Dal 1974 inizia la lenta ma inesorabile rivincita del cinema in cantonese (ormai divenuto la lingua della media borghesia) e al contempo si assiste all’esplosione dei generi, processo irreversibile che ha portato nell’arco di un ventennio al completo fallimento di ogni tentativo classificatorio. Il cinema di Hong Kong inizia a presentarsi come un unico mega-genere, e non è un caso che Shu Kei, regista di punta ed acuto osservatore della società che lo circonda, si esprimesse in questi termini: "Il cinema di Hong Kong non può che essere preso nella sua interezza. È impossibile concentrarsi esclusivamente su una singola angolazione".
Ma cosa ha portato a questa commistione? I fattori sono certamente diversi, difficilmente analizzabili criticamente. Alcuni elementi sono sicuramente il diffondersi dell’horror nelle sue diverse sfumature e l’ampliarsi delle contaminazioni in questo senso, e l’arenarsi del gongfu nel mare della ripetitività, presto soppiantato dalla gongfu-comedy (i cui massimi campioni saranno proprio Sammo Hung e Jackie Chan), la cui sperimentazione e ricontestualizzazione cambierà perennemente faccia al genere.

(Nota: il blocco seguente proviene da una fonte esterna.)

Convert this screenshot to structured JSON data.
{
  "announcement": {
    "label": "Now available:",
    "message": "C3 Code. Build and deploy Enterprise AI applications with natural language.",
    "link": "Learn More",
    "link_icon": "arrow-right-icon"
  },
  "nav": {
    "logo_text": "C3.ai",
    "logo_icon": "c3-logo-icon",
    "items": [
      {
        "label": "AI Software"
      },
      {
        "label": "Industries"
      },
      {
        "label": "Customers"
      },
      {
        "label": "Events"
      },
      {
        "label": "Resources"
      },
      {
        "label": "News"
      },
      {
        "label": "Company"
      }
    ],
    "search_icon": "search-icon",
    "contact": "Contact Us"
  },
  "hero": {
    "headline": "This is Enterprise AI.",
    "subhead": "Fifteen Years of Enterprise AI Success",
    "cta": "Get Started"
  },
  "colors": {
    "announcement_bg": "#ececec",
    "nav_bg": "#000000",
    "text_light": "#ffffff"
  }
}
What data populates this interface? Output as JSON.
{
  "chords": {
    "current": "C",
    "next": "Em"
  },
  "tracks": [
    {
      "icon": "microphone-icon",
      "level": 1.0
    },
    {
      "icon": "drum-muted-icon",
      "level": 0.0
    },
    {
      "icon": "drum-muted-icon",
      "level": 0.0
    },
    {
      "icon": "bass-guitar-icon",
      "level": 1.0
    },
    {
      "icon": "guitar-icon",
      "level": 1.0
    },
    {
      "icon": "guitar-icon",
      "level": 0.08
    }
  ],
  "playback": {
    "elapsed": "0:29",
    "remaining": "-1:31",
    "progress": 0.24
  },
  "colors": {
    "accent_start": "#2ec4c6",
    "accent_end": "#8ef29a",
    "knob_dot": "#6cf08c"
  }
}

Ma forse - soprattutto - gran parte della colpa/merito è da far ricadere sull’avvento proprio in questo periodo di una nuova generazione cresciuta in uno stato di continua ibridazione, sospesa tra Cina e occidente, cantonese e mandarino, passato tradizionale / folklorico e futuro tecnologico.
E' proprio da questa generazione che provengono i responsabili di un completo stravolgimento (ma sempre rispettoso della tradizione), che, in un decennio di crescita costante, porterà i suoi frutti a completa maturazione solo negli anni '90. I generi si moltiplicano (fanno la loro comparsa l’heroic bloodshed, la modern day action, il sottogenere femme fatale...) e al contempo si amalgamano. La norma diventa lentamente la commistione. Nello stesso film sono ravvisabili diversi elementi, in un connubio inestricabile di commedia, romanticismo, azione, coreografia, fantastique, poliziesco, horror, thriller, erotismo e quant’altro. Nei film più riusciti, l’eccesso pare convivere con un insanabile equilibrio, tanto che anche nelle pellicole in cui l’acceleratore viene spinto al massimo, si affronta la visione con uno strano senso di linearità. Campioni di questa nuova visione, una vera e propria nouvelle vague, sono i vari Michael Hui, Allen Fong, Ann Hui, Patrick Tam, Jacob Cheung, Tsui Hark, nonché Ching Siu-tung, Sammo Hung, Jackie Chan, John Woo, Kirk Wong, Ringo Lam e, perché no, Wong Jing - insieme a decine di altri.